The precious metals sector and mining stocks, in terms of percentage price gains, ran circles around the rest of the stock market. This should be the start of a long, sustained bull cycle in the precious metals sector that could surprise even seasoned gold bugs like me with the size of the moves coming.

As an aside, for the Fed to lay itself out as it did after the FOMC meeting, they must be seeing highly adverse events unfolding “behind the curtain” in the banking and economic system. 

Here are the salient comments from Powell – take note: 

“Policymakers are thinking we have done enough.” 

Translation: “put a fork in the rate hikes”

“We haven’t worked out if we will follow a threshold-based path for cutting rates.” 

Translation: “We’re already discussing the implementation of rate cuts.”

“You need to reduce restriction on the economy well before 2%.” 

This last statement is a measured confirmation that the Fed will soon start to cut rates. However, the term “restriction” is intentionally nebulous. The meaning can encompass both rate hikes and the expansion of the money supply. 

Rate cuts in 2024 are a foregone conclusion. However, based on the Fed’s actions this year in response to the banking crisis, “reduce restriction” could mean that the Fed will take further action in 2024 to increase banking system liquidity in several ways other than explicit QE.

Though the Fed reaffirmed that its QT program will remain intact (for now), it has used other means to inject liquidity into the banking system. In March, the $400 billion it printed to prevent even more regional banks from collapsing is one example. 

The Bank Term Funding Program, which increases in size almost weekly, hitting an all-time high last week, is another form of QE. The Fed takes long-maturity fixed-income assets at par value from the banks in exchange for giving the banks capital – that’s QE.

Measures the Fed is taking

The Reverse Repo Facility has declined from $2.55 trillion in December 2022 to $823 billion, or $1.7 trillion as of December 13th. 

While this does not affect the size of the Fed’s balance sheet, it has enabled the dissemination of that $1.7 trillion into the financial system. The facility served as a “holding tank” for a couple trillion dollars worth the over $4 trillion the Fed printed during the COVID-19 pandemic.

The facility was a way to withhold that money from the financial system and real economy to avert even worse inflation. The Federal Reserve could incentivise the retention of funds in that facility by raising the rate it pays. 

Instead, it has let it leak out over the last 12 months because it is needed either to help fund new Treasury debt issuance or shore up banking system liquidity. Though the CPI will be rigged to hide it, this liquidity will stimulate price inflation.

Bank Bailouts

More opaque is a $500 billion bailout facility created in 2021 called the Standing Repo Facility. This facility was the successor to the repo operations that began in September 2019. Establishing it in 2021 ensured that the start of bailout measures was already in place by the time the next big bank crisis hit. This is different from the BTFP because the BTFP is open to any and all banking institutions. 

The Standing Repo Facility is limited to the list of primary dealers, which are the big banks, domestic and foreign, that have been approved to help underwrite and fund Treasury debt auctions.
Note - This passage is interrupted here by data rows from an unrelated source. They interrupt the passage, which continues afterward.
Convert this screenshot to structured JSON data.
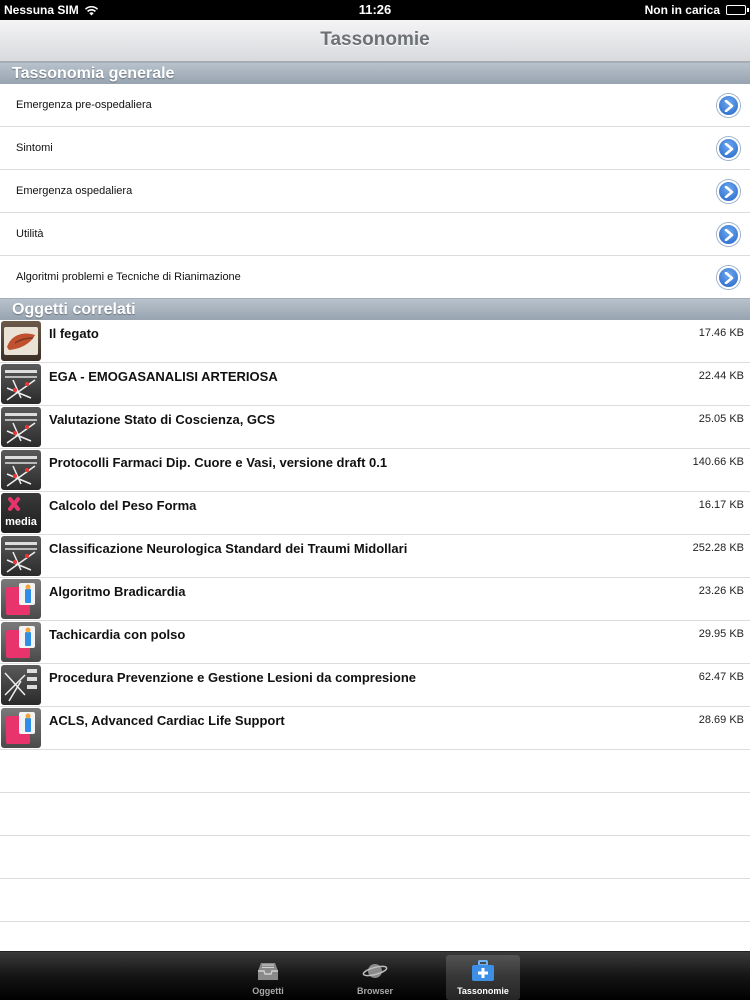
{
  "status": {
    "carrier": "Nessuna SIM",
    "time": "11:26",
    "battery_text": "Non in carica"
  },
  "navbar": {
    "title": "Tassonomie"
  },
  "sections": {
    "general_title": "Tassonomia generale",
    "related_title": "Oggetti correlati"
  },
  "taxonomies": [
    "Emergenza pre-ospedaliera",
    "Sintomi",
    "Emergenza ospedaliera",
    "Utilità",
    "Algoritmi problemi e Tecniche di Rianimazione"
  ],
  "objects": [
    {
      "name": "Il fegato",
      "size": "17.46 KB",
      "icon": "liver-image-icon"
    },
    {
      "name": "EGA - EMOGASANALISI ARTERIOSA",
      "size": "22.44 KB",
      "icon": "flowchart-icon"
    },
    {
      "name": "Valutazione Stato di Coscienza, GCS",
      "size": "25.05 KB",
      "icon": "flowchart-icon"
    },
    {
      "name": "Protocolli Farmaci Dip. Cuore e Vasi, versione draft 0.1",
      "size": "140.66 KB",
      "icon": "flowchart-icon"
    },
    {
      "name": "Calcolo del Peso Forma",
      "size": "16.17 KB",
      "icon": "media-icon"
    },
    {
      "name": "Classificazione Neurologica Standard dei Traumi Midollari",
      "size": "252.28 KB",
      "icon": "flowchart-icon"
    },
    {
      "name": "Algoritmo Bradicardia",
      "size": "23.26 KB",
      "icon": "document-icon"
    },
    {
      "name": "Tachicardia con polso",
      "size": "29.95 KB",
      "icon": "document-icon"
    },
    {
      "name": "Procedura Prevenzione e Gestione Lesioni da compresione",
      "size": "62.47 KB",
      "icon": "flowchart-icon"
    },
    {
      "name": "ACLS, Advanced Cardiac Life Support",
      "size": "28.69 KB",
      "icon": "document-icon"
    }
  ],
  "media_icon_text": "media",
  "tabbar": {
    "tabs": [
      {
        "label": "Oggetti",
        "icon": "inbox-icon",
        "active": false
      },
      {
        "label": "Browser",
        "icon": "planet-icon",
        "active": false
      },
      {
        "label": "Tassonomie",
        "icon": "medical-kit-icon",
        "active": true
      }
    ]
  },
  "colors": {
    "accent_blue": "#2466c8",
    "section_header": "#a5aeb8",
    "tab_active_bg": "#5a5a5a"
  }
}
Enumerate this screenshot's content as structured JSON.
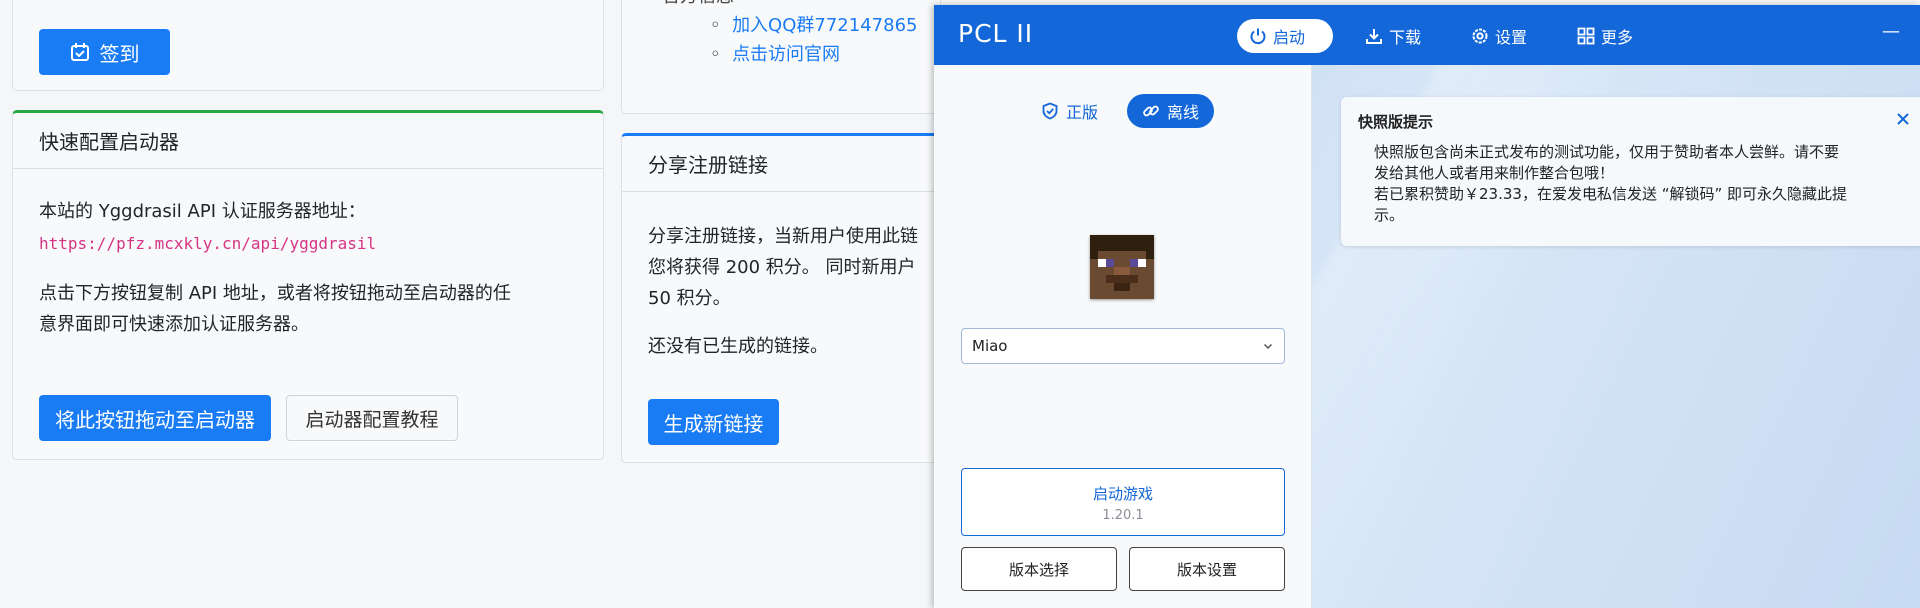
{
  "web": {
    "checkin_label": "签到",
    "quick_config": {
      "title": "快速配置启动器",
      "line1": "本站的 Yggdrasil API 认证服务器地址：",
      "api_url": "https://pfz.mcxkly.cn/api/yggdrasil",
      "line2a": "点击下方按钮复制 API 地址，或者将按钮拖动至启动器的任",
      "line2b": "意界面即可快速添加认证服务器。",
      "drag_button": "将此按钮拖动至启动器",
      "tutorial_button": "启动器配置教程"
    },
    "official": {
      "partial_heading": "官方信息",
      "link_qq": "加入QQ群772147865",
      "link_site": "点击访问官网"
    },
    "share": {
      "title": "分享注册链接",
      "line1": "分享注册链接，当新用户使用此链",
      "line2": "您将获得 200 积分。 同时新用户",
      "line3": "50 积分。",
      "none_text": "还没有已生成的链接。",
      "generate_button": "生成新链接"
    }
  },
  "pcl": {
    "title": "PCL II",
    "nav": [
      {
        "label": "启动",
        "icon": "power-icon",
        "active": true
      },
      {
        "label": "下载",
        "icon": "download-icon",
        "active": false
      },
      {
        "label": "设置",
        "icon": "gear-icon",
        "active": false
      },
      {
        "label": "更多",
        "icon": "grid-icon",
        "active": false
      }
    ],
    "minimize_symbol": "—",
    "login_modes": {
      "genuine": "正版",
      "offline": "离线"
    },
    "username": "Miao",
    "launch": {
      "label": "启动游戏",
      "version": "1.20.1"
    },
    "version_select": "版本选择",
    "version_settings": "版本设置",
    "notice": {
      "title": "快照版提示",
      "line1": "快照版包含尚未正式发布的测试功能，仅用于赞助者本人尝鲜。请不要",
      "line2": "发给其他人或者用来制作整合包哦！",
      "line3": "若已累积赞助￥23.33，在爱发电私信发送 “解锁码” 即可永久隐藏此提",
      "line4": "示。"
    },
    "colors": {
      "accent": "#1367d8",
      "web_primary": "#1a7cf5"
    }
  }
}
The SRF is, in effect, a ready-made QE facility the banks determined to be systemically important.

The Fed thus has a couple of different avenues available by which it can inject liquidity into the domestic and international banking system and it can direct this liquidity at specific banks. 
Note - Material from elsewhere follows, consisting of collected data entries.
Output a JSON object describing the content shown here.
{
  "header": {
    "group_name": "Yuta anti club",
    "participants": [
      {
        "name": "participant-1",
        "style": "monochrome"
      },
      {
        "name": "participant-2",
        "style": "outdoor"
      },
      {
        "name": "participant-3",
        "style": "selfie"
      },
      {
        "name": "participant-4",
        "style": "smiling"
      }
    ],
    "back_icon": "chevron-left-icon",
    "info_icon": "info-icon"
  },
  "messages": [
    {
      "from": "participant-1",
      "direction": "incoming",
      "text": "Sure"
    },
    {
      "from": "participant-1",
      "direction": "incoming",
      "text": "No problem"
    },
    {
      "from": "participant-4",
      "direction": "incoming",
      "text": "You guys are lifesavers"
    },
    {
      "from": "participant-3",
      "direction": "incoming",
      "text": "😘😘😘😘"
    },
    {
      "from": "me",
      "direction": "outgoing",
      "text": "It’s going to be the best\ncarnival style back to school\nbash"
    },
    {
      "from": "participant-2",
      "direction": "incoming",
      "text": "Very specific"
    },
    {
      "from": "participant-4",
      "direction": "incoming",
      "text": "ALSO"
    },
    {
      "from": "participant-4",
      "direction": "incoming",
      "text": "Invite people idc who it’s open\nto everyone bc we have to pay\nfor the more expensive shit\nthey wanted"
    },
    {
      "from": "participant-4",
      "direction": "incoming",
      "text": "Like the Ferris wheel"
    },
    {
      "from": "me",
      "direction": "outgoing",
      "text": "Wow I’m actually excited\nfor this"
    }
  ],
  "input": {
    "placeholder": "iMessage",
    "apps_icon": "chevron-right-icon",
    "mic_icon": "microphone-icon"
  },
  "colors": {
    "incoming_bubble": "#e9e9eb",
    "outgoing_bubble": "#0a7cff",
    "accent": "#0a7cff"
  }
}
Just recently, a little-known bank outside of Japan was added to the list of banks on the Standing Repo Facility. This is why I believe the Fed has already been engaged in subtle forms of Quantitative Easing.

Despite the FOMC’s affirmation that it will continue with its balance sheet reduction plan, it’s an optical illusion. 

The next phase of quantitative easing, also known as “money printing,” has begun and precious metals investors have been given the green light to invest aggressively in the sector.

Dave Kranzler is a hedge fund manager, precious metals analyst and author. After years of trading expertise build-up on Wall Street, Dave now co-manages a Denver-based, precious metals and mining stock investment fund.